Uma vida em dois breves atos


Imagem: Gustav Klimt, Sea Serpents


Entre amar e existir havia uma sentença pronta: ir embora. Estava assim, decidida, todos os dias. Para este ato necessitava somente encarar mais um ciclo que estava prestes a fechar, parecia algo enigmático, pois era como se não tivesse um fim, ou não se cogitasse essa palavra para se falar em outro começo.
Estudara sobre brevidade da vida e das filosofias acerca da existência, do amor, da amizade, da felicidade, da moral, dos costumes dos homens e das suas diferentes formas de organização ao longo da história, movidos por diversos interesses que envolviam outras categorias de sensações que ela não entendia muito bem. Isto lhe pesava como um enorme bloco de pedra nas costas, caindo a cada subida, como o castigo do titã Prometeu, por ousar roubar o fogo do Olimpo e descortinar o segredo do mundo para os homens.

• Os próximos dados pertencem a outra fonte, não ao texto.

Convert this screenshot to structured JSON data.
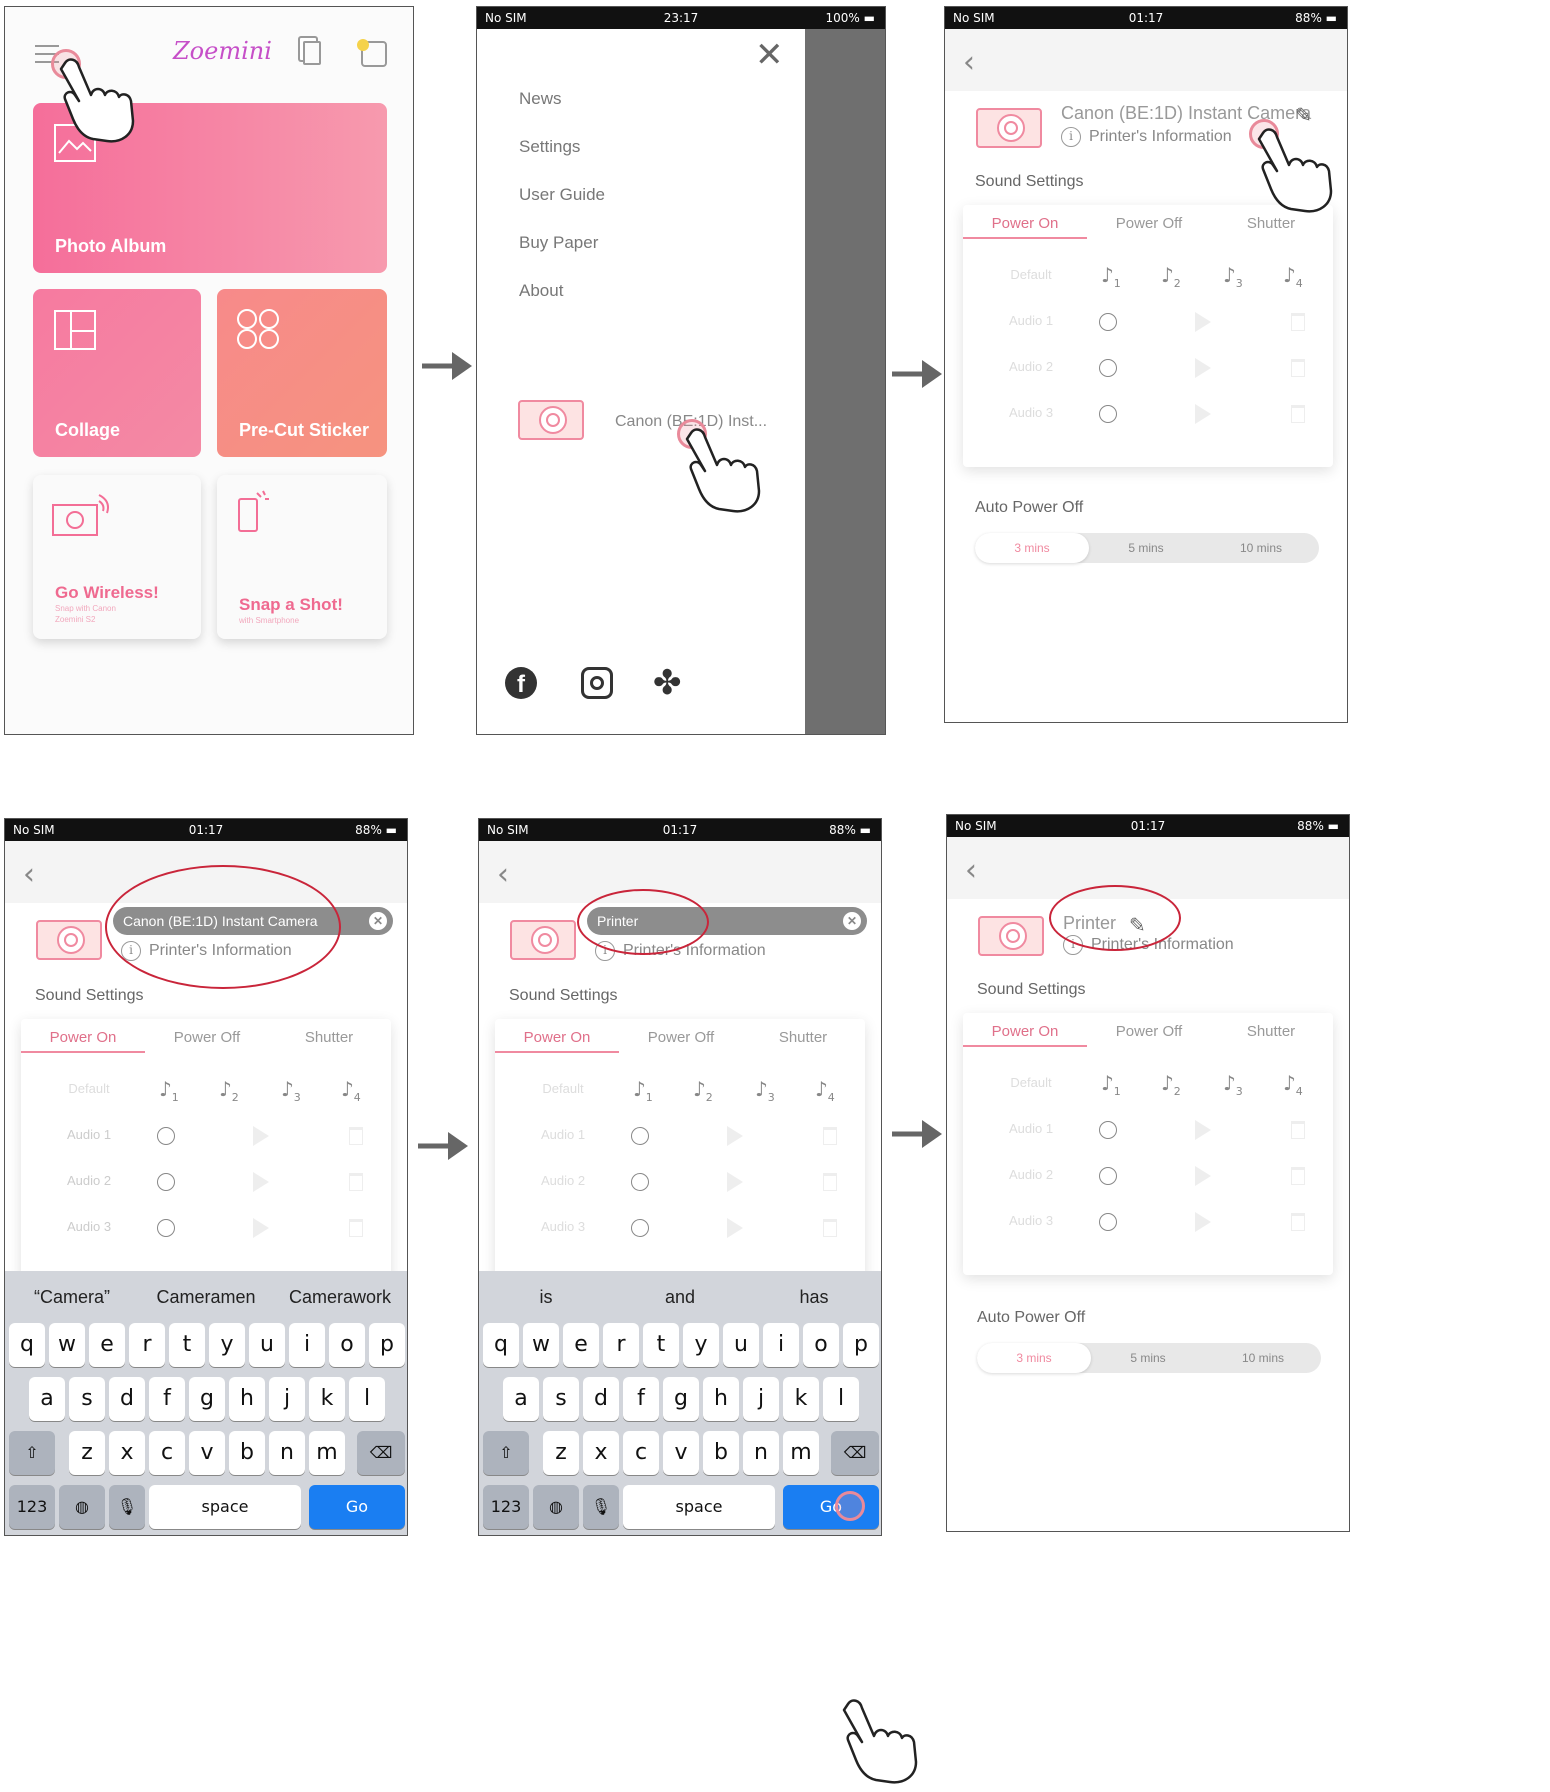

Tudo contribuía para que não mudasse suas ideias e os assuntos que matutava com fervor, talvez ela desejasse ser outra pessoa, perdida dentro de um mundo sem formas, morais ou falsas leis, pelo menos que não a fizesse subalterna ou refém da sua própria mente. Nada iria submeter sua pessoa ao simples cotidiano que retalhava seus desejos, absolutamente nada que conhecesse ou estivesse pulsando ao seu redor.
***
            Todas as manhãs, quando o dia avança com sua força declarada ou o vislumbre da posteridade, ela ainda pensa que será por um longo tempo, como nas histórias de ficção, presa por um mecanismo que dá o poder da existência em várias dimensões, a um só tempo. Não é a vida que retorna, mas que permanece nos sentidos e se torna algo contável, desfilando na história com suas próprias palavras, ou pelo olhar aguçado de um curioso em desvendar a trilha secreta de uma mulher em meio à multidão.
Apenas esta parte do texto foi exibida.